It would seem that Volkswagen employees aren’t the only German workers worried about what the EV transition will mean for them. Bosch employees across the country protested in the face of looming job cuts.
According to the IG Metall union, around 3000 workers at Europe’s largest auto part manufacturer launched a protest at the Bosch plan in Buehl. They were joined by strikes at the company’s Munich and Arnstadt plants.
All three plants are on the receiving end of hefty job losses. The Buehl plant will see 1,000 workers made redundant by 2025 as a result of relocations, cuts, or new hires. The Arnstadt plant employs 100 workers, all of whom may be left without a job — the factory makes generator regulators, which is a part that will be absent from EVs and is due to close before the end of 2021 due to a lack of demand. And, at Munich, around 250 jobs could be relocated abroad, although no final decision has been made.
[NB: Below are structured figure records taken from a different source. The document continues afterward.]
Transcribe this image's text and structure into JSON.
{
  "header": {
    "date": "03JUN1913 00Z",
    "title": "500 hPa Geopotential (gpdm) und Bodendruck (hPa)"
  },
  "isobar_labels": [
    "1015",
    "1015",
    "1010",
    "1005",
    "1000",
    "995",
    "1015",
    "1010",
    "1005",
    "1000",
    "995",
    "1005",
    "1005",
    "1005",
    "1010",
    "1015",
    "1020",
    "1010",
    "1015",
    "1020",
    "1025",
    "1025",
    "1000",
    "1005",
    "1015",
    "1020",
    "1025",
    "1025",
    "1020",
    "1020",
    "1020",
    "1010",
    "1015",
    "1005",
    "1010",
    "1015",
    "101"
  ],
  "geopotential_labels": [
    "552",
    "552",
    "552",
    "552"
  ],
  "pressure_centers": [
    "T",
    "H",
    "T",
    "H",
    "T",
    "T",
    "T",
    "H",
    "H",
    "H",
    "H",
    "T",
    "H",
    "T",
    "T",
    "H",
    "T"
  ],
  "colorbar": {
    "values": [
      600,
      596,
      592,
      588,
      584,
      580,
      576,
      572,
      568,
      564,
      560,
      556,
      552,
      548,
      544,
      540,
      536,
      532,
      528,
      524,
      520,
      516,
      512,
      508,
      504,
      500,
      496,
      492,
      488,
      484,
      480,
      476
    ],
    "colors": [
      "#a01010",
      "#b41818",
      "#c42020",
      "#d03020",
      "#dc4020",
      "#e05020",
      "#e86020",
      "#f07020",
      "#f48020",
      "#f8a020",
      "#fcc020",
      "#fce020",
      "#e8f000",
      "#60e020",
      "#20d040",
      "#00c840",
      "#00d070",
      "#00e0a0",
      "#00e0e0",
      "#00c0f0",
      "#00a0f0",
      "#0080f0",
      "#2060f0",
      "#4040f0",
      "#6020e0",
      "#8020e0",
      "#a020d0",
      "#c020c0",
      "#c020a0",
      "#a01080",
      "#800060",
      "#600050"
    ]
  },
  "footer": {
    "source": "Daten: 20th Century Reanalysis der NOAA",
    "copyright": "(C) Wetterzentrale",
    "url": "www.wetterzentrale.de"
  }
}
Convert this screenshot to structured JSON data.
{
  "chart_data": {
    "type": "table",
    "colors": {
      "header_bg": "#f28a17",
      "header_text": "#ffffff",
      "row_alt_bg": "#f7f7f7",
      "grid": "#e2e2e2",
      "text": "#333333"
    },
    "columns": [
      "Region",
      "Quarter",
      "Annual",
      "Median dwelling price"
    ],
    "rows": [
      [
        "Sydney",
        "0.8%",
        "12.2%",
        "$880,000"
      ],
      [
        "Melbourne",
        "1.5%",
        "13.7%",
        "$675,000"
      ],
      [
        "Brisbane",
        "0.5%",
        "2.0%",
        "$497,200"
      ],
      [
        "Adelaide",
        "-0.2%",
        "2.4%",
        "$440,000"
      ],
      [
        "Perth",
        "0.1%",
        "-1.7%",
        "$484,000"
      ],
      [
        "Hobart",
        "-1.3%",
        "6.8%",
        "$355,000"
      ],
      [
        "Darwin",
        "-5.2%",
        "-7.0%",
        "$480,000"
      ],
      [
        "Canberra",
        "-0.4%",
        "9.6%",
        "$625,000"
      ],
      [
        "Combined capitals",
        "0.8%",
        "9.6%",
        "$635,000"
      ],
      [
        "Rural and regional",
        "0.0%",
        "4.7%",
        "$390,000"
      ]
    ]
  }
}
Read: EVs Could Save The Planet, But Who’ll Save the ICE-Industry Jobs?
The plans are due to the global shift towards electric vehicle manufacture, with the company stating that it needs to adapt to changing demands. Speaking to Reuters, a spokesperson for Bosch, said: “Our aim is always to design measures in dialogue with social representatives with the aim of exhausting all opportunities for continued employment… while also pointing towards opportunities for new employment outside the company.”
But Frank Sell, head of the works council for Bosch’s mobility solutions division, stated that “Nobody denies that structural change at Bosch requires great effort. But the transformation must be fair and have workers in focus.”
Earlier this year, Bosch’s CEO, Volkmar Denner, heavily criticized the EU’s plans to effectively kill off the internal combustion engine. At the time, he highlighted the risk that the EU’s EV-focused drive ignores the possibility of resultant unemployment.